When you look at Grady in the context of his cancer, chances are you're looking at him sitting alone. He said he didn't want people to know and make a big deal out of it, so he could forget it as much as he could. His father said he doesn't let his emotions out very much, and that's part of his personality.

Then you start talking about cancer or he gets reminded of the experience by a morning nosebleed, and his voice gets a little more contemplative and deep. His eyes look everywhere, anywhere for the words. His leg jitters, a mirror for the thoughts stampeding through his head.

"Every once in a while when I get that constant reminder ... it's like 'Bam,' like you're not in the clear yet," Grady said. "I, like, close down, get real quiet, get kinda reserved. I start thinking about all that stuff that happened last year, basically."

He said the routine of school helps keep those thoughts away, and he did have an enormous net of support. In addition to the soccer team visiting him while on its way to playing a spring game in North Carolina, many of Penn State's varsity sports sent him signed shirts or cards.

And his parents, who he said with no hesitation were his main pillars of support, saw him every day while their friends brought them dinner. U.S. men's national soccer team coach Bruce Arena, Georgetown men's soccer coach Keith Tabatznik, stock car racer Jeff Gordon: Grady met or became good friends with them all.

None of them can help him feel totally beyond the disease or conquer the biggest fear he has, which is a recurrence and subsequent bone marrow transplant. Instead, it's through athletics. It's not some crazy metaphor like he's trying to run away from his past. It's when he's playing soccer, cycling or swimming that he said he feels the most pure.

"No one else is around, I'm just doing it by myself. That's when I feel my best," Grady said. "I guess I can say it's especially true now. I didn't necessarily go through this alone, but I kinda feel like I did."

Luckily for Grady, he's had his perpetual motion machine of a spirit to push him along. Picture this: his fifth-floor room, overlooking Georgetown's soccer fields, and there Grady sat with the vantage point of a prison guard but without authority over anything except for the tremendously boring TV, and that just wouldn't do.

"Even if I saw something I liked, 'Change it, change it, change it,' " Grady said.

To keep his fitness up in a low-impact way, he got what he said was the "first stationary bike they ever made" in his room. While he could see the Georgetown soccer team practicing on the field below, he was spinning away.

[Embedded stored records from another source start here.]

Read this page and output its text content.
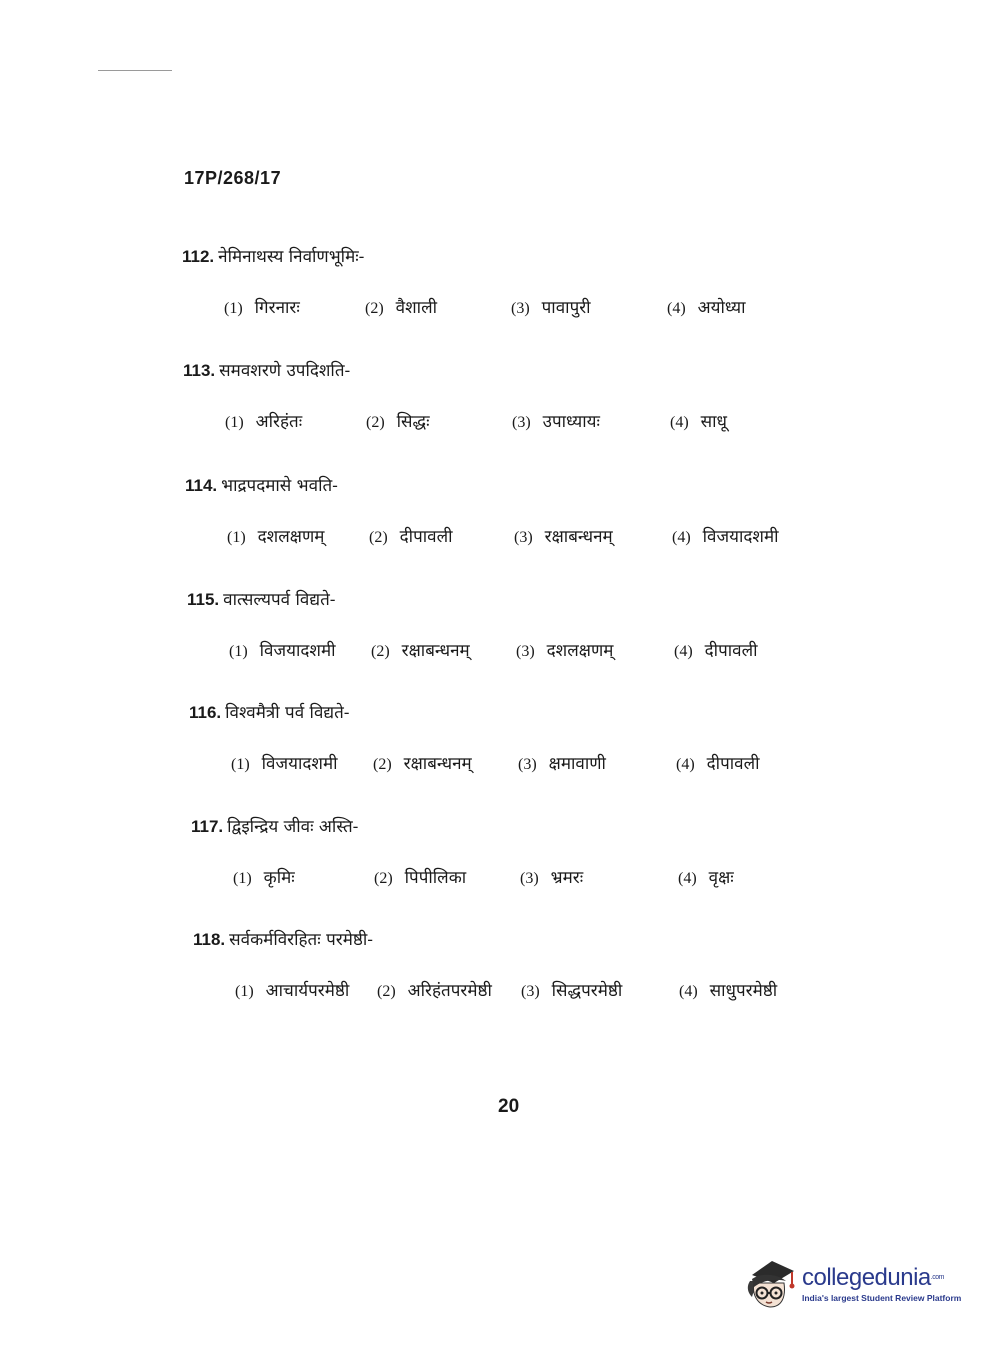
17P/268/17
112. नेमिनाथस्य निर्वाणभूमिः-
(1) गिरनारः	(2) वैशाली	(3) पावापुरी	(4) अयोध्या
113. समवशरणे उपदिशति-
(1) अरिहंतः	(2) सिद्धः	(3) उपाध्यायः	(4) साधू
114. भाद्रपदमासे भवति-
(1) दशलक्षणम्	(2) दीपावली	(3) रक्षाबन्धनम्	(4) विजयादशमी
115. वात्सल्यपर्व विद्यते-
(1) विजयादशमी (2) रक्षाबन्धनम्	(3) दशलक्षणम्	(4) दीपावली
116. विश्वमैत्री पर्व विद्यते-
(1) विजयादशमी (2) रक्षाबन्धनम्	(3) क्षमावाणी	(4) दीपावली
117. द्विइन्द्रिय जीवः अस्ति-
(1) कृमिः	(2) पिपीलिका	(3) भ्रमरः	(4) वृक्षः
118. सर्वकर्मविरहितः परमेष्ठी-
(1) आचार्यपरमेष्ठी (2) अरिहंतपरमेष्ठी (3) सिद्धपरमेष्ठी	(4) साधुपरमेष्ठी
20
collegedunia$^{.com}$
India's largest Student Review Platform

On the rare occasion he was let out of his room, he took the same spirit with him. Having been taken to the hospital's basement one day for an X-ray, Grady was left in the hall in a wheelchair waiting for someone to push him back up. Whoever it was didn't come quickly enough, and, using his feet to propel him, he found his own way.

"He walks himself to the elevator and the guy sitting next to him says, 'Hey son, you breakin' out of here? Where you going?' " Phillip said.

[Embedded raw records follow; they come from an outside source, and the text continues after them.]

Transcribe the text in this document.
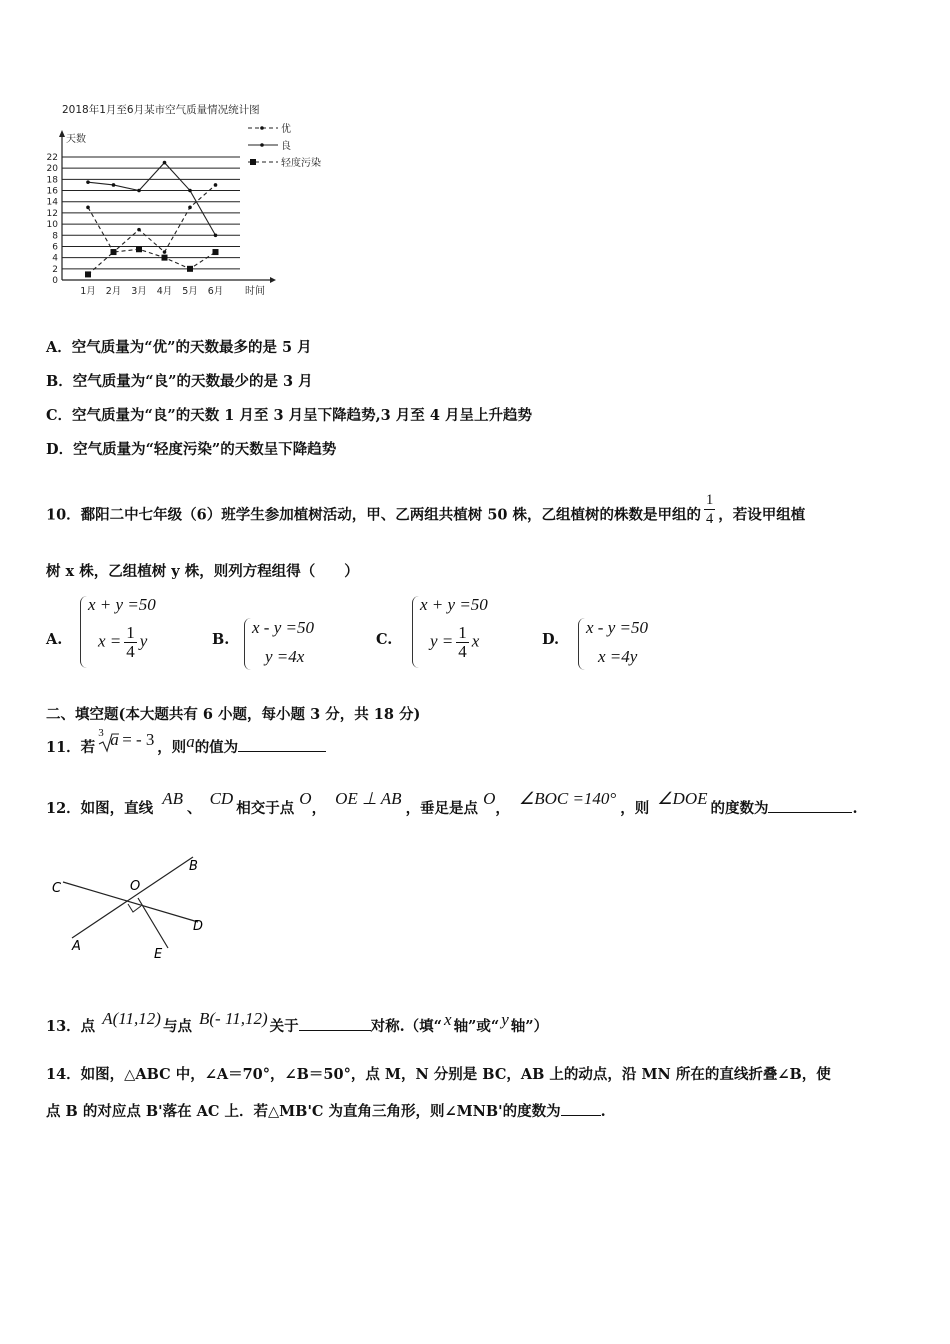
2018年1月至6月某市空气质量情况统计图
天数
时间
0
2
4
6
8
10
12
14
16
18
20
22
1月 2月 3月 4月 5月 6月
优
良
轻度污染
A．空气质量为“优”的天数最多的是 5 月
B．空气质量为“良”的天数最少的是 3 月
C．空气质量为“良”的天数 1 月至 3 月呈下降趋势,3 月至 4 月呈上升趋势
D．空气质量为“轻度污染”的天数呈下降趋势
10．鄱阳二中七年级（6）班学生参加植树活动，甲、乙两组共植树 50 株，乙组植树的株数是甲组的 $\frac{1}{4}$ ，若设甲组植
树 x 株，乙组植树 y 株，则列方程组得（　　）
A.
x + y =50
$x = \frac{1}{4}$ y	B.
x - y =50
y =4x
C.
x + y =50
$y = \frac{1}{4}$ x	D.
x - y =50
x =4y
二、填空题(本大题共有 6 小题，每小题 3 分，共 18 分)
11．若
3 a = - 3 ，则a的值为
12．如图，直线 AB、 CD相交于点 O， OE ⊥ AB，垂足是点 O， ∠BOC =140°，则 ∠DOE的度数为	.
C	O
B
D
A
E
13．点 A(11,12) 与点 B(- 11,12) 关于	对称.（填“ x 轴”或“ y 轴”）
14．如图，△ABC 中，∠A＝70°，∠B＝50°，点 M，N 分别是 BC，AB 上的动点，沿 MN 所在的直线折叠∠B，使
点 B 的对应点 B'落在 AC 上．若△MB'C 为直角三角形，则∠MNB'的度数为	.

If he could, Grady might make his way to the elevator once again and break out of everything -- the bone marrow biopsies every three months to make sure, the blood tests, the worries and mental reminders.

But if you take one last look at Grady, look at the footprint he's left on his way out of that classroom door. To go from his high school soccer life of daily practices and weekend games to none at all would be a change, but if there was ever a plight that could rearrange your life, cancer is it.

Grady plays with a combination of his own toughness and the "no limits" approach he's adopted since cancer pushed his body to its absolute edge. He wouldn't suit up in the Penn State uniform if he couldn't get "the hell knocked out of him," as Penn State men's soccer coach Barry Gorman said. The cancer didn't turn his bones into months-stale peanut brittle, so no one treats him like a china doll. Still, he knows he's not as he once was.

"Your legs have that kinda deep strength, inside them, sort of, that you can play every day," Grady said. "And now, it's not totally there."

But Grady's totally here, so totally and remarkably here.